CNStats - the Best Solution for the Site Statistics Problems
The article is dedicated to means and ways of site statistics recording.
The site statistics, as used here, is the visitors' data accumulation along with an instrument for the attendance analysis.
Your web-site visitors are subdivided into two large categories: users and search bots.
We'd like lots of interested people to visit our web-site.
Users are people visiting your site by means of browsers. As a rule, users download the whole web-pages, view pictures, and work with java-script.
These are the most profitable customers; you should have the detailed information about them.
We'd like our site to be found easily by means of search engines (key words, among the top found results). Therefore, it's very significant for us to track robots activity on our web-site. We want to create the site SEO - Search Engine Optimization in order to optimize the site for search bots.

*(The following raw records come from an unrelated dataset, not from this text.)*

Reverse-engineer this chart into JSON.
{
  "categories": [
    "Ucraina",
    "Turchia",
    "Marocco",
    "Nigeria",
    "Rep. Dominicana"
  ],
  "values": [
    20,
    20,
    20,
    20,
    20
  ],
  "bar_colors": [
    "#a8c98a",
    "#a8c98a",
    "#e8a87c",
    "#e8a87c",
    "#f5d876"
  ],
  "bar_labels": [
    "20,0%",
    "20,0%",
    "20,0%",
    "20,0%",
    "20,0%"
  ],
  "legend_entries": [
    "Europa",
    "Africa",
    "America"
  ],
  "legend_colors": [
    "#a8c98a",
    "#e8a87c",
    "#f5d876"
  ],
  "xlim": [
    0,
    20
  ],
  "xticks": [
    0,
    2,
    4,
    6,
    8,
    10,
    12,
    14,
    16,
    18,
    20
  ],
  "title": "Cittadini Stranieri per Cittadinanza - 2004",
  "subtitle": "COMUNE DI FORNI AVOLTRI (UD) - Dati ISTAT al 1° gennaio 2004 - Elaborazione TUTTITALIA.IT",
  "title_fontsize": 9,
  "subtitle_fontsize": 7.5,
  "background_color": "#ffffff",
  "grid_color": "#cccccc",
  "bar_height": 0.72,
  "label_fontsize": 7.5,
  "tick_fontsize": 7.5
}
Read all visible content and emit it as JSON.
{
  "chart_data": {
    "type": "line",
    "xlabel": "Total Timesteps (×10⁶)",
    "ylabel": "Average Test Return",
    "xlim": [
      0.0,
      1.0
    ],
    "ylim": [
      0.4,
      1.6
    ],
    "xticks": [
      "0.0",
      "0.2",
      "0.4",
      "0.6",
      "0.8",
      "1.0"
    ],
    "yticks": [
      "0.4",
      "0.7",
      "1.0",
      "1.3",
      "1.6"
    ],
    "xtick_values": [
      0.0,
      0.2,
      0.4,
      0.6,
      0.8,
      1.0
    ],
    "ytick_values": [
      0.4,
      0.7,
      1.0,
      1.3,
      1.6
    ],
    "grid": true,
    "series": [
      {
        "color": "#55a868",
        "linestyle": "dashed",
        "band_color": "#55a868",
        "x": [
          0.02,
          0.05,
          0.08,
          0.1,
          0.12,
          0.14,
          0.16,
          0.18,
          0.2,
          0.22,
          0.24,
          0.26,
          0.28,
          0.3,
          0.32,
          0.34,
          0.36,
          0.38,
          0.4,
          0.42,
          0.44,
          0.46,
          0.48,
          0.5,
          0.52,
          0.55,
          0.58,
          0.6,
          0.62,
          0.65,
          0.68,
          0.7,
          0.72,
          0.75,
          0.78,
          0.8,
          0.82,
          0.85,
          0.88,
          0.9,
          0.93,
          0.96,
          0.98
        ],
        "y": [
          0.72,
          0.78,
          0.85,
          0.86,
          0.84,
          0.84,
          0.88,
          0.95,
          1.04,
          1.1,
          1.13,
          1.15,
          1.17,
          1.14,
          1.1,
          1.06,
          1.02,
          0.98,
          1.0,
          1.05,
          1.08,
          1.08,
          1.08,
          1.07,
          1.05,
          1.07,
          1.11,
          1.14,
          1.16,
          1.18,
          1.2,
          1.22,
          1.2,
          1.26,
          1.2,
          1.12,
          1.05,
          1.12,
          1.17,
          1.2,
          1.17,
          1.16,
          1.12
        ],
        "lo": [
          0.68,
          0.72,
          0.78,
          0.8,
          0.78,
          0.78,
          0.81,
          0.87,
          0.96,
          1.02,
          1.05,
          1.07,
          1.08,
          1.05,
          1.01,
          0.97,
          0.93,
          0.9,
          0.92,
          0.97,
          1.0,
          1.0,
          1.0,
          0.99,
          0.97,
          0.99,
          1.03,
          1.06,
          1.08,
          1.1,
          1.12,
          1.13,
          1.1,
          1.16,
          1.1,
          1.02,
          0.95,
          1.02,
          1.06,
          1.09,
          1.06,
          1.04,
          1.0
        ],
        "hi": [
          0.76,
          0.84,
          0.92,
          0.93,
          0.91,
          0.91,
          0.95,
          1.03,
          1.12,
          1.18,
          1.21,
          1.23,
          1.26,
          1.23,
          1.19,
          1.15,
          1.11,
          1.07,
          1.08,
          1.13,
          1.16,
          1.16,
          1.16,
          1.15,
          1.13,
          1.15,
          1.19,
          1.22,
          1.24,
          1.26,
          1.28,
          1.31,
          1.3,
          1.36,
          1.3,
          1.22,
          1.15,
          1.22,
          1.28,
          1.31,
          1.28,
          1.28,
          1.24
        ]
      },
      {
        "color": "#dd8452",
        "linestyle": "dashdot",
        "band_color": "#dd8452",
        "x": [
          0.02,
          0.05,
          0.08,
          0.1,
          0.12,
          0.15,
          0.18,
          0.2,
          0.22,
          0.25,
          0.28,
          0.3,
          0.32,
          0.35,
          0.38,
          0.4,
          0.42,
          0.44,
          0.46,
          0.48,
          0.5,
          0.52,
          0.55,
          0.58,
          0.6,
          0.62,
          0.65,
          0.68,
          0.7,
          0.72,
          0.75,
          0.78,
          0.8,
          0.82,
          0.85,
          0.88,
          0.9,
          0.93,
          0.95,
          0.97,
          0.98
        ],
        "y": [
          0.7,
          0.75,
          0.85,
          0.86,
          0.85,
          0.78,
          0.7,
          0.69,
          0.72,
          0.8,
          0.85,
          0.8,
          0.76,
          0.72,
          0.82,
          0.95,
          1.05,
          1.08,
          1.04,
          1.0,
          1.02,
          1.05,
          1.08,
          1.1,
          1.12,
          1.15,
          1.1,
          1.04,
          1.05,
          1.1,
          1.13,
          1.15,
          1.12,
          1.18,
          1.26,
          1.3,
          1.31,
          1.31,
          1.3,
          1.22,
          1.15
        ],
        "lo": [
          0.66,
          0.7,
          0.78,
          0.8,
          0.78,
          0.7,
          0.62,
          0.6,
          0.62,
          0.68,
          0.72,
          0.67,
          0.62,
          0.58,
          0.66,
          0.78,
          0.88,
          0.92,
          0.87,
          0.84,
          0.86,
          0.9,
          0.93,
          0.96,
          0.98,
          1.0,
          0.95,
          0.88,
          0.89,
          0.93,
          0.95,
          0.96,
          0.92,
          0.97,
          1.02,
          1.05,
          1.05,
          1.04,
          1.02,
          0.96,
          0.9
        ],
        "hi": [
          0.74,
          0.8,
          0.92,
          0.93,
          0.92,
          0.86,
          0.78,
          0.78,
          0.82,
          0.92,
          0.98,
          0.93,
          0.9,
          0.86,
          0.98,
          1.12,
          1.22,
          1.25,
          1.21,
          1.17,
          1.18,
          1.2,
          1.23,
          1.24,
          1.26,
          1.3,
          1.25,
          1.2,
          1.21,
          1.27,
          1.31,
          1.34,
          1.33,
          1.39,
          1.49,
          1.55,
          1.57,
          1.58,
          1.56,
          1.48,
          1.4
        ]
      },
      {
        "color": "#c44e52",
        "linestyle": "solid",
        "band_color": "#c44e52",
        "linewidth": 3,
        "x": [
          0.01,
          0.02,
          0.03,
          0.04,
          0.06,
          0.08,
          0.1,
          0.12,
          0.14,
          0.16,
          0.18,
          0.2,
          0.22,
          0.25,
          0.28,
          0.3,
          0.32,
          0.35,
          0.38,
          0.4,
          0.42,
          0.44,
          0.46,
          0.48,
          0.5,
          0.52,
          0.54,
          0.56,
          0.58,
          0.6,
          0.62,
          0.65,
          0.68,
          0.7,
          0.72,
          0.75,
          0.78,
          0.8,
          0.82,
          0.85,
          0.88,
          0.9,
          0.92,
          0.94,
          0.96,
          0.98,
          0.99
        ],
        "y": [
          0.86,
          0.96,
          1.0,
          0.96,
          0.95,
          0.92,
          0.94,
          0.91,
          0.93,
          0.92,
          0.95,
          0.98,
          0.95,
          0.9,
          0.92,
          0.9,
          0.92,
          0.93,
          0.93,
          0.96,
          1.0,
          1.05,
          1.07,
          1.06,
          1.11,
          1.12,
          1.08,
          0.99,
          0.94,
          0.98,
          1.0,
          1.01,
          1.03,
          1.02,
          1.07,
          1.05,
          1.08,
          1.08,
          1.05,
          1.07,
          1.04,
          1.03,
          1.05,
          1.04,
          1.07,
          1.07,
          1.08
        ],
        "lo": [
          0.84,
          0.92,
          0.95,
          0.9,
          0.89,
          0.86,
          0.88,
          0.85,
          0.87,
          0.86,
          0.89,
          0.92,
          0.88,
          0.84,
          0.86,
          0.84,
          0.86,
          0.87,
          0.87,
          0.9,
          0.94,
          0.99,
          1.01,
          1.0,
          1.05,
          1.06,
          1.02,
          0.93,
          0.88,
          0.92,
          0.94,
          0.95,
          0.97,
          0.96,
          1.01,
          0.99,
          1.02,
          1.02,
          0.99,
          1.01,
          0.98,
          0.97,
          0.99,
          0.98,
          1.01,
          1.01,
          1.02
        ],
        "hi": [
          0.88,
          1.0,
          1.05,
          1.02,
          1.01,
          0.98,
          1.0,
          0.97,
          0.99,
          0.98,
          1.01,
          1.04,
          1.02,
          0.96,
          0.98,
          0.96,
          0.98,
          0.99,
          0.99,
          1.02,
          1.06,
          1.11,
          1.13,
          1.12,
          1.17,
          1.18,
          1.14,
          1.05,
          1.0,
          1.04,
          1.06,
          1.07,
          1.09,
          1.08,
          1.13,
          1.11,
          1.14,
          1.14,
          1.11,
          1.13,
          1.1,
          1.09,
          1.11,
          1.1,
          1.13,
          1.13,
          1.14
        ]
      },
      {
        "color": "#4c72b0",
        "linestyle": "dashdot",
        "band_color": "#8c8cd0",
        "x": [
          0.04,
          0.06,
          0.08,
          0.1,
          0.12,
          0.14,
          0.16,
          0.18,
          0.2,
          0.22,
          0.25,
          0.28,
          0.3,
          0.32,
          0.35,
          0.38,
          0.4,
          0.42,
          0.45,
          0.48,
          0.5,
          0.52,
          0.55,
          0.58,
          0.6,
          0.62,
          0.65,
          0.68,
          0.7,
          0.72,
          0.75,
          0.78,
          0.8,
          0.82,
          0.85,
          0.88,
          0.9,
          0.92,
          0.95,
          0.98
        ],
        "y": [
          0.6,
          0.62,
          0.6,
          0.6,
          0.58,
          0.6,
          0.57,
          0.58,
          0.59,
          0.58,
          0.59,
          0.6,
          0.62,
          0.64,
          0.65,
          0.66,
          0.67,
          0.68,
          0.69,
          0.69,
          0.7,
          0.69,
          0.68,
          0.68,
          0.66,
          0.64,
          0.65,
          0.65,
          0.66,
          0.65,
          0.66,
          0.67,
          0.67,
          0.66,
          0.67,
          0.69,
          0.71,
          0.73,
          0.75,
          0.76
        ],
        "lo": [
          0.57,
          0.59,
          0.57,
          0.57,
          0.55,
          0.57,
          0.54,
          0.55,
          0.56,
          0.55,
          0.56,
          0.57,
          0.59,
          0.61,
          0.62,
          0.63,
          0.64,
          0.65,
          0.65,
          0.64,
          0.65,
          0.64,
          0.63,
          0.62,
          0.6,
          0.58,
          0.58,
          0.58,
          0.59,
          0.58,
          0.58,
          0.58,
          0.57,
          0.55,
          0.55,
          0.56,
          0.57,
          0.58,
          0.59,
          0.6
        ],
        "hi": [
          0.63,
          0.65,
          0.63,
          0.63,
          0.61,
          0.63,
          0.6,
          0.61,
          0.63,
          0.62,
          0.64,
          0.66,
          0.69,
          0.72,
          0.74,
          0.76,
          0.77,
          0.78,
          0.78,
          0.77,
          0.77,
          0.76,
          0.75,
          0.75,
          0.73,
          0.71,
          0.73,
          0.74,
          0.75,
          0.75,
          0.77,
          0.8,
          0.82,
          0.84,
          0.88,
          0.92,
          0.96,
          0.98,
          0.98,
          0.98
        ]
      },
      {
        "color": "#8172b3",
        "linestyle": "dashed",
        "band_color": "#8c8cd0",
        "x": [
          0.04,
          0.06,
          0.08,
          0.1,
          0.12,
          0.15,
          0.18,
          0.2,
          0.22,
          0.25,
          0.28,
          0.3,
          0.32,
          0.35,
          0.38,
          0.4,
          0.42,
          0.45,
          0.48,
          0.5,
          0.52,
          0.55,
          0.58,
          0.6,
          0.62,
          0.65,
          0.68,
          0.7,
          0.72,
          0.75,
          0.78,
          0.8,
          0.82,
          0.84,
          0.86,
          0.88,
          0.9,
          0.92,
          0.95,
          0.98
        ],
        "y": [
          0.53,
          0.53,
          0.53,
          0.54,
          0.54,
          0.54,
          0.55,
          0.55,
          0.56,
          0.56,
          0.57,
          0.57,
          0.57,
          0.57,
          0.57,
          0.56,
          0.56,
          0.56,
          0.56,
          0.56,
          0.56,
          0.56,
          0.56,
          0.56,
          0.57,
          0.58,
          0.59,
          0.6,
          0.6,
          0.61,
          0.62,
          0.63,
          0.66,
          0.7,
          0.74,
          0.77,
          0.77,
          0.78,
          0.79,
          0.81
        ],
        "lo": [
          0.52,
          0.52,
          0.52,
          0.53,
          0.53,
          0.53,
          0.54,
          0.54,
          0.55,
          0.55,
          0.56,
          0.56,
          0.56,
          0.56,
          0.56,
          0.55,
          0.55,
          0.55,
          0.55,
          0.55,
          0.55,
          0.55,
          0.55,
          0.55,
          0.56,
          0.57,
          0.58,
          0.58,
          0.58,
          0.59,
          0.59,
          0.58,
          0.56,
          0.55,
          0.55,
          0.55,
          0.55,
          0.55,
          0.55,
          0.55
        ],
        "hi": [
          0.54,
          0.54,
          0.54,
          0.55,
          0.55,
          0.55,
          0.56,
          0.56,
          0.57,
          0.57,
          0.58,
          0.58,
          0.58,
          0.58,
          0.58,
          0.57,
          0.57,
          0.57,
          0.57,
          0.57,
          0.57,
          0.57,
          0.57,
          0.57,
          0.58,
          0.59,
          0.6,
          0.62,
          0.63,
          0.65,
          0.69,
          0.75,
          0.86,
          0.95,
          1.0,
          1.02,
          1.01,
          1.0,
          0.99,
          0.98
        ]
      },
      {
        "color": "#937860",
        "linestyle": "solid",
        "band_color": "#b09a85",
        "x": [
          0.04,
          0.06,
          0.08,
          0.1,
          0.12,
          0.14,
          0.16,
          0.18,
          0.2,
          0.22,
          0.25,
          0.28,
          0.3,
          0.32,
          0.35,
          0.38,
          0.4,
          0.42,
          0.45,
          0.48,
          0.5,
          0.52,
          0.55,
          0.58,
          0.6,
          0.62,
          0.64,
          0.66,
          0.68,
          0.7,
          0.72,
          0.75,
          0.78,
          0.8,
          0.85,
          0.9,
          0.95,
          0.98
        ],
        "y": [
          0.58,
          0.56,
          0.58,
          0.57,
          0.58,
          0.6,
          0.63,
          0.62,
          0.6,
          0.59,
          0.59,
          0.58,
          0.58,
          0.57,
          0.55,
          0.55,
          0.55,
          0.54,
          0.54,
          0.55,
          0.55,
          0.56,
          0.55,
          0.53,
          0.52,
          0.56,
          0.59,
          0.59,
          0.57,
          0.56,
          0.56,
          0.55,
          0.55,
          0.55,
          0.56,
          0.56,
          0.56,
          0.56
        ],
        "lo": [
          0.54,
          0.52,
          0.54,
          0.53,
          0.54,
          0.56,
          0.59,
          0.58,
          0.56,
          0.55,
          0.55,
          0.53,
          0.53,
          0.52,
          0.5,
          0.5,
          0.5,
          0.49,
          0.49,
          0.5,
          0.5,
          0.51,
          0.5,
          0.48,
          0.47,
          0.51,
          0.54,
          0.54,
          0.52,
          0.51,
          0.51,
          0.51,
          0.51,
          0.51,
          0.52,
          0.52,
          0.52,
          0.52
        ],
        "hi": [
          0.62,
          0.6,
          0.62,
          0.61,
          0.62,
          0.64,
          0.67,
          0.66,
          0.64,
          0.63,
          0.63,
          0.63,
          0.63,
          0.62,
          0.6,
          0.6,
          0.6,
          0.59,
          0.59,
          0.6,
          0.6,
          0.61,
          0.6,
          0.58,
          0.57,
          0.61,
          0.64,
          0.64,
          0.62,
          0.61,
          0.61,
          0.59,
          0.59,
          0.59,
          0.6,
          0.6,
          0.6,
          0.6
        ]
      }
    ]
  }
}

Search bots (robots or crawlers) are applications, performing tasks of search engines and directories. Bots attend all sites for the purpose of updating the search index: they download your web-site pages and that is why your site can be found in Google, for instance.
The main peculiarity of the bots is as follows: they don't download pictures, as the latter are not required for search index.
There are three ways of the attendance statistics accumulation:
- Web-server log-files;
- Data accumulation in the local database (CNStats);
- Data accumulation on an off-site statistics server.
Data Accumulation on an Off-site Statistics Server
There are two key-words: "counter" and "off-site". "Off-site" means that all the information will be stored on a remote server (security problems arise); statistics accuracy will depend on communication channels reliability and the server software. "Counter" denotes that you should install html-code displaying the picture, located on the remote server, onto your server. Therefore, robots are automatically excluded from the list of our visitors.
Thus, a remote statistics server can be useful only in the following situations:
- Participation in the rating of sites with similar subjects (getting visitors who view ratings);
- Impossibility to install your own statistics accumulation and analysis system.
Note: Some servers try to substitute a picture for various inclusions (for instance, php-code can be added to your code). This is a good tendency, but you should be careful about the server being an off-site one. It means that the slightest failure of the remote server can disable your own server.
The key concept is the following: there are no extra log-files whatsoever. Generally speaking, it's the only correct way for data statistics storage for a long period of time (a year or more). However, a log-file is not a site statistics; it's just source data. These files require an application. There are two types of such applications:
- Programs running on a web-server, where the site is located;
- Programs, which require a log-file to be downloaded to Windows computer for local analysis.
A general disadvantage of these applications is the impossibility to fulfill on-line monitoring of the site functioning.
File downloading is rather complicated and disadvantageous.
There is also an apt variant of setting the logs rotation on the server according to the desired storage period and current contents, and then using free log analyzer on the server side. A free analyzer should be able to function efficiently, to set up analysis time periods and fulfill the condition search; this will be quite enough.
Note: you shouldn't store all data forever. In practice, logs just occupy space at your disks. There is a lot of useless information; for instance, pictures downloading data. 30-60 days for a storage period will be quite enough in 99.999% cases.
Thus, log-files should be used in case it's necessary to store all the requests data for the whole period of functioning.
Data Accumulation in the Local Database
This is the only way which allows counting both robots and users, as well as monitoring and analysing their functions right at the moment of action taking place. Instant access is available to any attendance data, stored in the database.
There is a nuance though - database efficiency and advanced complexity of the contents. However, it will be enough to set up the system correctly only once. As far as database efficiency is concerned: if your web-site works with this database, then the statistics will also function as a part of the site.
Thus, data accumulation in the local database is a very convenient way for the following sites:
- Commercial sites, where on-line monitoring of the visitors is significant;
- Newly created sites;
- Small and average sites (about 10 000 unique hosts per day) using database for their core function.
We have considered here only the means of statistic data accumulation; the statistics applications functions will be examined further in the next article.
Finally, we'd like to mention commercial constituent of your site. In any case, you spend money on the site. The site statistics should earn you profit. Here are the questions more useful than any explanations:
External counter, off-site statistics servers: Whom do you bring profit to, using external counters? Whom does the picture advertise? Whom do you raise citation index for? Whom do you pay and what do you get in return?
Server log-files: What do you store gigabytes of logs for? What is the profit of occupying the server place? How often do you have to search for logs more than a month old? Is it convenient? Are log processing applications efficient enough? Do you always respond to visitors' actions immediately?
Data accumulation in the local database: Does your database experience any critical overloads or stay idle? Do you need on-line visitors monitoring? Is it sufficient for you to analyze robots activity on the site?